Gertrude Kouamé a été comptable dans une mission évangélique d’Abidjan. Elle accepte de nous expliquer comment certains pasteurs ont monté des empires financiers par le commerce de la prière de guérison.  » On avait une caisse dédiée aux malades et souvent je pouvais me retrouver avec plus d’un million de FCFA simplement avec de prétendus dons de malades qui étaient en fait une somme obligatoire que chacun devait payer pour recevoir la guérison. Notre bien aimé révérend, en l’espace de quelques années, a offert un duplex à son épouse et se trouve être le propriétaire d’innombrables véhicules de transports en commun et de maisons en location.
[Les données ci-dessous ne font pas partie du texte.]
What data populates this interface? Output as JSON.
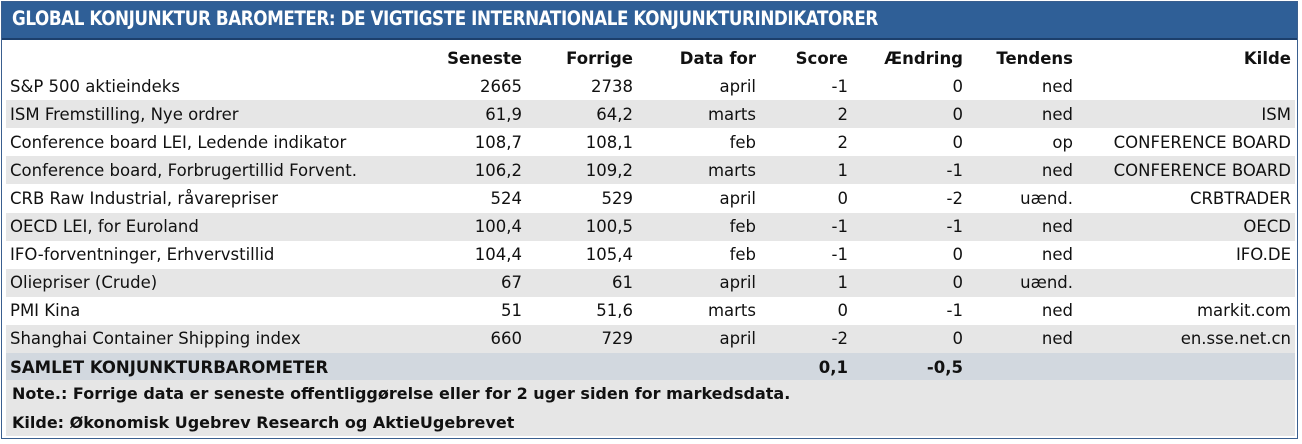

Je savais d’où venait l’argent et où il allait.  » Cet argent n’est pas la propriété du pasteur mais celle de l’église, même s’il s’avère que le pasteur est le fondateur de la mission.  » La Bible soutient que celui à qui on enseigne la parole peut faire participer ses biens à celui qui l’enseigne. C’est fort de cette parole inspirée des Saintes Ecritures que ceux qui viennent à nous acceptent de faire des dons à l’église. L’argent ne va pas dans nos poches mais dans les caisses de l’Eglise  » souligne un pasteur qui a souhaité resté anonyme. Bien difficile de croire que l’argent si  » difficilement  » gagné par les pasteurs puisse servir à autre chose qu’à leurs propres intérêts. Edouard Bailly, étudiant en criminologie, en est convaincu :  » Les scandales liés aux hommes de Dieu sont fréquents dans ce pays et tout tourne autour des cas d’infidélité et de l’argent. Le milieu du christianisme est aujourd’hui marqué par cet amour du matériel qui pousse des pasteurs à vendre leurs âmes au diable. Le business du commerce de la guérison est l’élément le plus visible de cet enrichissement illicite des hommes de Dieu car la foi ou la puissance que Dieu donne n’est à monnayer.  » Et pourtant.